Estoy harto ya de fiestas. Lo confieso. Que me den normalidad. Eso quiero. Me urge. Y estoy incluso dispuesto a considerar que ello me arrastrará a lo anodino, a lo gris, a lo rutinario, a lo plano... Pero sea. Y sea cuanto antes. Un mal necesario me atrevo a considerarlo. Viva lo ordinario, viva el trabajo, viva el día a día, viva todo aquello que no me obligue a la alegría por decreto, a comer cuantas delicias me terminan desequilibrando el aparato digestivo, a consumir hábitos que terminan mandando al garete toda economía sensible al terremoto que estos días atrás ha sufrido el bolsillo.

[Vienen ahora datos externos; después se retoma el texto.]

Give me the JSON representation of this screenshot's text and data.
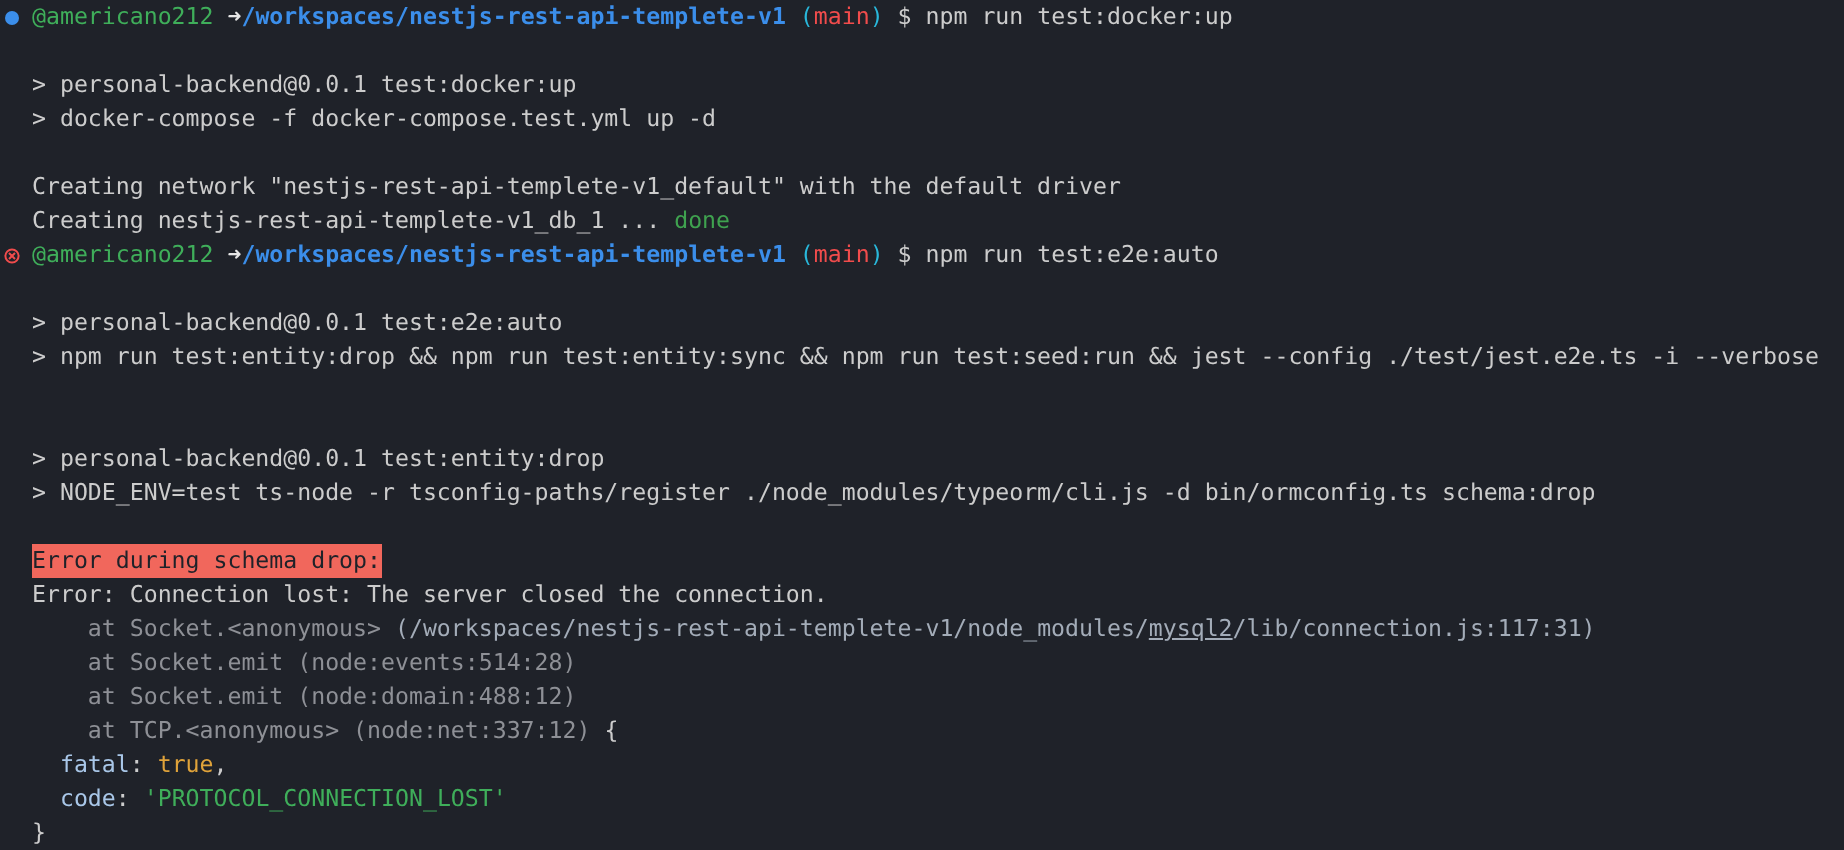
{
  "terminal": {
    "lines": [
      {
        "kind": "prompt",
        "failed": false,
        "segments": [
          {
            "text": "@americano212",
            "kind": "user"
          },
          {
            "text": " ➜",
            "kind": "arrow"
          },
          {
            "text": "/workspaces/nestjs-rest-api-templete-v1",
            "kind": "path"
          },
          {
            "text": " (",
            "kind": "paren"
          },
          {
            "text": "main",
            "kind": "branch"
          },
          {
            "text": ")",
            "kind": "paren"
          },
          {
            "text": " $ npm run test:docker:up",
            "kind": "plain"
          }
        ]
      },
      {
        "kind": "blank"
      },
      {
        "kind": "output",
        "segments": [
          {
            "text": "> personal-backend@0.0.1 test:docker:up",
            "kind": "plain"
          }
        ]
      },
      {
        "kind": "output",
        "segments": [
          {
            "text": "> docker-compose -f docker-compose.test.yml up -d",
            "kind": "plain"
          }
        ]
      },
      {
        "kind": "blank"
      },
      {
        "kind": "output",
        "segments": [
          {
            "text": "Creating network \"nestjs-rest-api-templete-v1_default\" with the default driver",
            "kind": "plain"
          }
        ]
      },
      {
        "kind": "output",
        "segments": [
          {
            "text": "Creating nestjs-rest-api-templete-v1_db_1 ... ",
            "kind": "plain"
          },
          {
            "text": "done",
            "kind": "done"
          }
        ]
      },
      {
        "kind": "prompt",
        "failed": true,
        "segments": [
          {
            "text": "@americano212",
            "kind": "user"
          },
          {
            "text": " ➜",
            "kind": "arrow"
          },
          {
            "text": "/workspaces/nestjs-rest-api-templete-v1",
            "kind": "path"
          },
          {
            "text": " (",
            "kind": "paren"
          },
          {
            "text": "main",
            "kind": "branch"
          },
          {
            "text": ")",
            "kind": "paren"
          },
          {
            "text": " $ npm run test:e2e:auto",
            "kind": "plain"
          }
        ]
      },
      {
        "kind": "blank"
      },
      {
        "kind": "output",
        "segments": [
          {
            "text": "> personal-backend@0.0.1 test:e2e:auto",
            "kind": "plain"
          }
        ]
      },
      {
        "kind": "output",
        "segments": [
          {
            "text": "> npm run test:entity:drop && npm run test:entity:sync && npm run test:seed:run && jest --config ./test/jest.e2e.ts -i --verbose",
            "kind": "plain"
          }
        ]
      },
      {
        "kind": "blank"
      },
      {
        "kind": "blank"
      },
      {
        "kind": "output",
        "segments": [
          {
            "text": "> personal-backend@0.0.1 test:entity:drop",
            "kind": "plain"
          }
        ]
      },
      {
        "kind": "output",
        "segments": [
          {
            "text": "> NODE_ENV=test ts-node -r tsconfig-paths/register ./node_modules/typeorm/cli.js -d bin/ormconfig.ts schema:drop",
            "kind": "plain"
          }
        ]
      },
      {
        "kind": "blank"
      },
      {
        "kind": "output",
        "segments": [
          {
            "text": "Error during schema drop:",
            "kind": "error"
          }
        ]
      },
      {
        "kind": "output",
        "segments": [
          {
            "text": "Error: Connection lost: The server closed the connection.",
            "kind": "plain"
          }
        ]
      },
      {
        "kind": "output",
        "segments": [
          {
            "text": "    at Socket.<anonymous> ",
            "kind": "dim"
          },
          {
            "text": "(/workspaces/nestjs-rest-api-templete-v1/node_modules/",
            "kind": "trace"
          },
          {
            "text": "mysql2",
            "kind": "link"
          },
          {
            "text": "/lib/connection.js:117:31)",
            "kind": "trace"
          }
        ]
      },
      {
        "kind": "output",
        "segments": [
          {
            "text": "    at Socket.emit (node:events:514:28)",
            "kind": "dim"
          }
        ]
      },
      {
        "kind": "output",
        "segments": [
          {
            "text": "    at Socket.emit (node:domain:488:12)",
            "kind": "dim"
          }
        ]
      },
      {
        "kind": "output",
        "segments": [
          {
            "text": "    at TCP.<anonymous> (node:net:337:12) ",
            "kind": "dim"
          },
          {
            "text": "{",
            "kind": "plain"
          }
        ]
      },
      {
        "kind": "output",
        "segments": [
          {
            "text": "  fatal",
            "kind": "key"
          },
          {
            "text": ": ",
            "kind": "plain"
          },
          {
            "text": "true",
            "kind": "bool"
          },
          {
            "text": ",",
            "kind": "plain"
          }
        ]
      },
      {
        "kind": "output",
        "segments": [
          {
            "text": "  code",
            "kind": "key"
          },
          {
            "text": ": ",
            "kind": "plain"
          },
          {
            "text": "'PROTOCOL_CONNECTION_LOST'",
            "kind": "string"
          }
        ]
      },
      {
        "kind": "output",
        "segments": [
          {
            "text": "}",
            "kind": "plain"
          }
        ]
      }
    ]
  }
}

Acaba el 6 de enero. Al fin. Es momento de recoger todo lo que vistió la casa de modo extraordinario. Es ocasión para reconducir todo hacia aquello que nos permita, ya sí, considerar un nuevo año por delante, lleno de retos y desafíos que constituyen toda una aventura. Pero prefiero centrarme en la aventura de la bendita normalidad. Creo que todos entienden bien a qué me refiero. Incluso sospecho que no serán pocos, de entre quienes me leen en estos momentos, los que se consideren copartícipes de esas sensaciones a las que me refiero. Por ello me lanzo a prodigarme en las excelencias de cuanto nos deja en la 'roá', sin imponernos comportamientos especiales.
Pero ni qué es normal queda claro a poco que uno se ocupe de leer un poco al respecto de asunto mucho más complejo de lo que cabría suponer cuando simplemente me proponía gritar lo harto que estoy de navidades. "Es lo ideal, lo óptimo, cuando todos los elementos del cuerpo, y en este caso de la mente, trabajan de forma más armoniosa y perfecta", acabo de leer. Pero "esto es, como su propia definición dice, una utopía", completa la fuente de marras ocasionándome una cierta perplejidad que, pese a todo, refuerza mi idea. Y si acudimos a Freud apaga y vámonos: "Un 'yo' normal es, como la normalidad en general, una ficción ideal". En fin, lo dicho.
Como se me conoce bien, nadie dudará de mi convicción sobre la dignidad con la que hay que celebrar los misterios religiosos que acabamos de dejar atrás. Pero nadie me negará que el amontonamiento de actitudes que nos sacan de la costumbre, del camino cotidiano, termina haciéndonos muchas preguntas sobre el sentido con el que abordamos éstos y otros acontecimientos a lo largo del año. Así, y sin querer ser aguafiestas durante las jornadas familiares vividas, permitidme ahora gritar mi satisfacción por la conclusión de tan consumista, estruendoso y multitudinario programa de eventos vivido desde que Jerez se lanzó a la vorágine de las zambombas y hasta que las cajas de los regalos acaban de ser llevadas a los contenedores de basura.